Monica Frassoni, eurodeputata dal 1999 al 2009, copresidente del partito Verde Europeo e presidente dell’European alliance to save energy, nell'intervista raccolta da Adriana Pollice e pubblicata su "Il manifesto" del 18.11.2018, sottolinea alcuni fatti fondamentali in tema di inceneritori:
1) Il recupero energetico che si ottiene dai cd termovalorizzatori è infinitamente minore rispetto al valore dei rifiuti che bruciano.
2) Le direttive europee stabiliscono che entro il 2025 almeno il 55% dei rifiuti urbani domestici e commerciali deve essere riciclato, il 65% entro il 2035. Con questi livelli di differenziata gli inceneritori già esistenti restano senza materiale da bruciare.
3) Gli inceneritori richiedono un investimento molto oneroso che ha bisogno di almeno 10 anni per essere ammortizzato ma in un decennio l’evoluzione delle tecnologie è rapidissima. Quindi si tratta di strutture molto costose che diventano rapidamente obsolete.
L'intervista:
Frassoni, il ministro Salvini vuole imporre la costruzione di quattro nuovi termovalorizzatori in Campania.
Innanzitutto solo in Italia si usa il termine termovalorizzatore, in qualsiasi altro paese li chiamano inceneritori perché è quello che sono. Qui invece si sceglie un termine che dia loro una connotazione positiva che nella realtà dei fatti non c’è. Infatti, il recupero energetico che si ottiene è infinitamente minore rispetto al valore dei rifiuti che bruciano, che potrebbero invece diventare materia prima seconda. Quelli di cui parla Salvini sono impianti molto grandi che producono una filiera fatta di sprechi senza risolvere il problema alla radice.

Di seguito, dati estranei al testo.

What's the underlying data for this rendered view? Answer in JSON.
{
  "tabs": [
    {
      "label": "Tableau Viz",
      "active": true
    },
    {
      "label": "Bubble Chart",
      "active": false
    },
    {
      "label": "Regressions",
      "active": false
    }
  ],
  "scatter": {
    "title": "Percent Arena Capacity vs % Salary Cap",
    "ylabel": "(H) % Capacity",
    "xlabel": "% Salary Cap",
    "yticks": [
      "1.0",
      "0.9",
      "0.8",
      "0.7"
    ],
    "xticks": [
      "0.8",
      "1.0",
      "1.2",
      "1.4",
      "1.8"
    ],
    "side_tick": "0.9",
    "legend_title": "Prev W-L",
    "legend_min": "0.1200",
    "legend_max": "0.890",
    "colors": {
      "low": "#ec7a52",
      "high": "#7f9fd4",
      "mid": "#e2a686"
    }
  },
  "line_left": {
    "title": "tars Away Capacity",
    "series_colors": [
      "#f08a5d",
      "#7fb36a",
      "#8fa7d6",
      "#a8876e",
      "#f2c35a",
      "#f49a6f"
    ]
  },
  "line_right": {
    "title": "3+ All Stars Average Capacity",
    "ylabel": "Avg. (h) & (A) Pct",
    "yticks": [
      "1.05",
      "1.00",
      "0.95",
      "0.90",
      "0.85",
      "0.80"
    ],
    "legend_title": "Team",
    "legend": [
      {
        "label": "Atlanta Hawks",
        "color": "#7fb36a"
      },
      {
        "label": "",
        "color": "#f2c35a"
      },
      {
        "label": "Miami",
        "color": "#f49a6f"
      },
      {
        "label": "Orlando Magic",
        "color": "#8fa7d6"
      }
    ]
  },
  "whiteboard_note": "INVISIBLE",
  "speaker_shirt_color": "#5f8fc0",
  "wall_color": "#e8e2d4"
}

Perché non risolvono il problema dello smaltimento?
L’immondizia bruciata non sparisce: a valle del processo, si creano ceneri che vanno smaltite necessariamente in discarica e così torniamo da capo con il problema dei rifiuti. La combustione non genera solo CO2 ma anche nanoparticelle, dannose per la salute. Inoltre sono impianti incompatibili con le direttive europee: entro il 2025 almeno il 55% dei rifiuti urbani domestici e commerciali deve essere riciclato, il 65% entro il 2035. Con questi livelli di differenziata gli inceneritori già esistenti restano senza materiale da bruciare. Del resto abbiamo la prova nella città in cui sono nata, Brescia: 25 anni fa eravamo all’avanguardia poi a causa della costruzione dell’inceneritore il comune ha smesso di spingere su raccolta e riciclo, così nel 2016 eravamo inchiodati al 37,6% di differenziata. Adesso l’amministrazione ha deciso di invertire la tendenza, senza l’impianto ci troveremmo molto più avanti. Inoltre, circa il 50% dei rifiuti urbani deriva dagli imballaggi, basterebbe cambiare i packaging per tagliare drasticamente la quantità di immondizia prodotta.
Al nord ci sono il 63% degli inceneritori, 41 in totale in Italia.
Si tratta di un investimento molto oneroso (300 milioni di euro era il costo dell’impianto poi non realizzato a Salerno ndr) che ha bisogno di almeno 10 anni per essere ammortizzato ma in un decennio l’evoluzione delle tecnologie è rapidissima. Quindi si tratta di strutture molto costose che diventano rapidamente obsolete. Le multiutility che li gestiscono per non andare in perdita hanno bisogno di incassare finanziamenti pubblici, ottenuti attraverso le tasse in bolletta, i Cip6, che in Europa non sono più ammessi. Il governo Renzi con lo Sblocca Italia ha classificato gli inceneritori come «infrastrutture strategiche» per metterli a riparo dalle norme Ue. Siccome i Cip6 hanno una durata (in alcuni impianti ad esempio è otto anni ndr), ci sono termovalorizzatori che non li ricevono più, altri ne usufruiscono ancora. Quello che vuole fare Salvini è tenere in vita il settore. Ma così impedisce che si sviluppi un’altro tipo di economia, green e circolare, che invece è quella su cui investe l’Europa. I rifiuti possono essere un business non inquinante. Ricordo che già dieci anni fa in Campania c’erano aziende all’avanguardia nel riutilizzare i materiali per nuove produzioni che però non riuscivano a lavorare per mancanza di materia prima, che veniva sprecata in discarica.